L'Irpinia si ferma oggi per il ricordo del terremoto del 1980. A ricordare, tra gli altri, quella giornata, è stato Cosimo Sibilia, attuale presidente della LND all'epoca un ragazzo ventenne, che ricorda quei momenti complicati a Radio Punto Nuovo. 
Queste le sue parole: "All'epoca ero un ventenne e ricordo che quella sera ero in macchina, stavo guidando e pensavo di aver bucato perchè l'auto iniziò ad andare da una parte e dall'altra senza controllo. Alla fine mi resi conto di quello che era successo perchè iniziava a sbucare gente dalle case che urlava. Arrivato a Mercogliano, vidi le case quasi del tutto cadute e capii che era il terremoto. La tragedia fu evidente il giorno dopo, alla luce, con immagini di paesi limitrofi rasi al suolo. Fu una catastrofe". 
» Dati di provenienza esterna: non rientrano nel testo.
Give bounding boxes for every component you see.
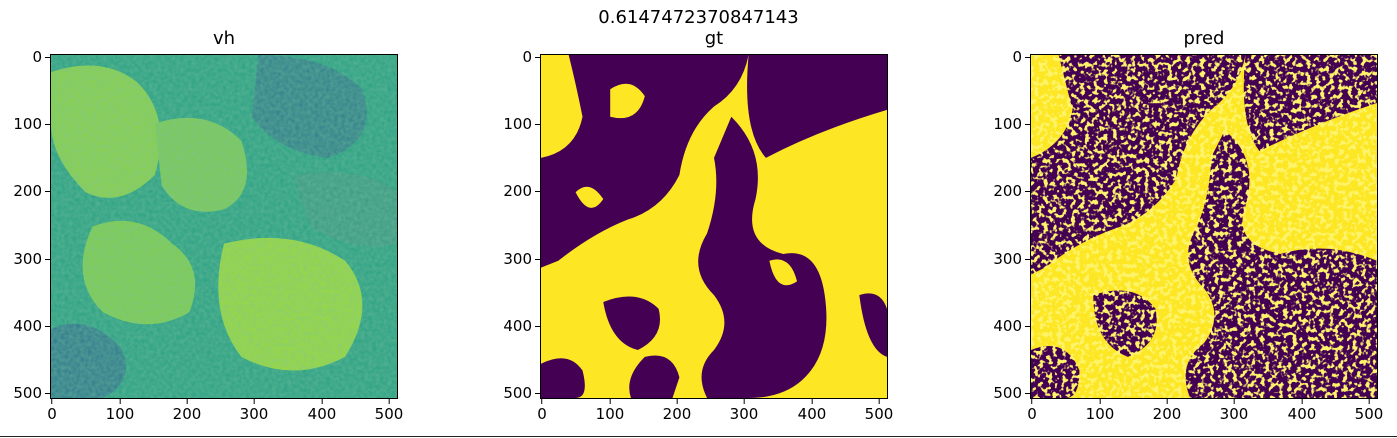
gt-mask-image — [540, 54, 888, 399]
xtick-pred-300: 300 — [1220, 399, 1249, 423]
ytick-pred-300: 300 — [993, 250, 1030, 268]
ytick-vh-500: 500 — [13, 384, 50, 402]
ytick-vh-100: 100 — [13, 115, 50, 133]
panel-title-vh: vh — [50, 28, 398, 49]
ytick-vh-200: 200 — [13, 182, 50, 200]
ytick-gt-100: 100 — [503, 115, 540, 133]
ytick-pred-100: 100 — [993, 115, 1030, 133]
ytick-pred-400: 400 — [993, 317, 1030, 335]
ytick-vh-400: 400 — [13, 317, 50, 335]
ytick-pred-500: 500 — [993, 384, 1030, 402]
xtick-gt-300: 300 — [730, 399, 759, 423]
ytick-gt-300: 300 — [503, 250, 540, 268]
panel-title-gt: gt — [540, 28, 888, 49]
xtick-pred-500: 500 — [1355, 399, 1384, 423]
xtick-gt-0: 0 — [537, 399, 547, 423]
panel-gt: gt 0 100 200 300 400 500 0 100 200 30 — [490, 0, 880, 438]
xtick-gt-100: 100 — [596, 399, 625, 423]
ytick-gt-200: 200 — [503, 182, 540, 200]
pred-mask-image — [1030, 54, 1378, 399]
xtick-vh-400: 400 — [308, 399, 337, 423]
panel-pred: pred 0 100 200 300 — [980, 0, 1370, 438]
ytick-gt-400: 400 — [503, 317, 540, 335]
panel-vh: vh 0 100 — [0, 0, 390, 438]
xtick-gt-200: 200 — [663, 399, 692, 423]
xtick-pred-0: 0 — [1027, 399, 1037, 423]
ytick-vh-0: 0 — [32, 48, 50, 66]
vh-image — [50, 54, 398, 399]
ytick-pred-0: 0 — [1012, 48, 1030, 66]
xtick-vh-200: 200 — [173, 399, 202, 423]
ytick-vh-300: 300 — [13, 250, 50, 268]
xtick-pred-400: 400 — [1288, 399, 1317, 423]
ytick-gt-500: 500 — [503, 384, 540, 402]
panel-title-pred: pred — [1030, 28, 1378, 49]
ytick-gt-0: 0 — [522, 48, 540, 66]
xtick-vh-300: 300 — [240, 399, 269, 423]
xtick-pred-200: 200 — [1153, 399, 1182, 423]
ytick-pred-200: 200 — [993, 182, 1030, 200]
xtick-vh-500: 500 — [375, 399, 404, 423]
bottom-border-line — [0, 436, 1397, 437]
xtick-vh-100: 100 — [106, 399, 135, 423]
xtick-pred-100: 100 — [1086, 399, 1115, 423]
xtick-gt-500: 500 — [865, 399, 894, 423]
xtick-gt-400: 400 — [798, 399, 827, 423]
xtick-vh-0: 0 — [47, 399, 57, 423]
Sibilia continua il suo ricordo: "Mio padre all'epoca provò a mettersi in contatto con tutti i calciatori. In molti abitavano con le famiglie proprio a Mercogliano, una sorta di quartier generale dell'Avellino, qualche altro ad Atripalda. Però riuscimmo ad organizzare un raduno e partimmo per il ritiro. Mio padre disse subito alla Lega che voleva continuare, ci era stato proposto di fermarci qualche settimana e invece volemmo subito riprendere, con la morte nel cuore, ma con quella grinta che poi ci permise di superare la tragedia. Trasformammo quei 90 secondi in una carica per ottenere una salvezza leggendaria". 
Attaccamento alla squadra: "All'epoca l'Avellino calcio era il simbolo di un popolo, quello irpino, che si riconosceva nei propri calciatori. Quella squadra seppe riscattare un'intera provincia da tanta morte e lacrime. L'Avellino non rappresentava solo una squadra, ma una fede che con il terremoto divenne ancora più evidente. Era un altro calcio, senza televisioni, senza distacco, era un calcio umano. Tutta la provincia si riconobbe nei lupi in Serie A, in quei 10 anni. Il 23 novembre 1980 rappresenta un punto di svolta per sempre". 
Il terremoto di oggi, il Covid: "E' una tragedia planetaria. Dove va il calcio? Sta cercando di mantenere in tutti i modi la barra dritta, grandi sacrifici. Se riprende il calcio di base, il calcio dei campanili, il calcio dei piccoli comuni, può risorgere l'intero Paese. Il nostro calcio rappresenta la figura sana del calcio italiano. Si spera perchè si possa riprendere quanto prima". 
Riforme del calcio: "Sono d'accordo che bisogna riformare il calcio con un sistema. Tutti devono comprendere che 100 società professionistiche in Italia non sono più sostenibili. Quando tutti lo capiranno si riusciranno a fare riforme e non fare il passo più lungo della gamba. Il Covid poi ha annientato tante società ed è una situazione molto complicata. Le riforme non sono più rinviabili".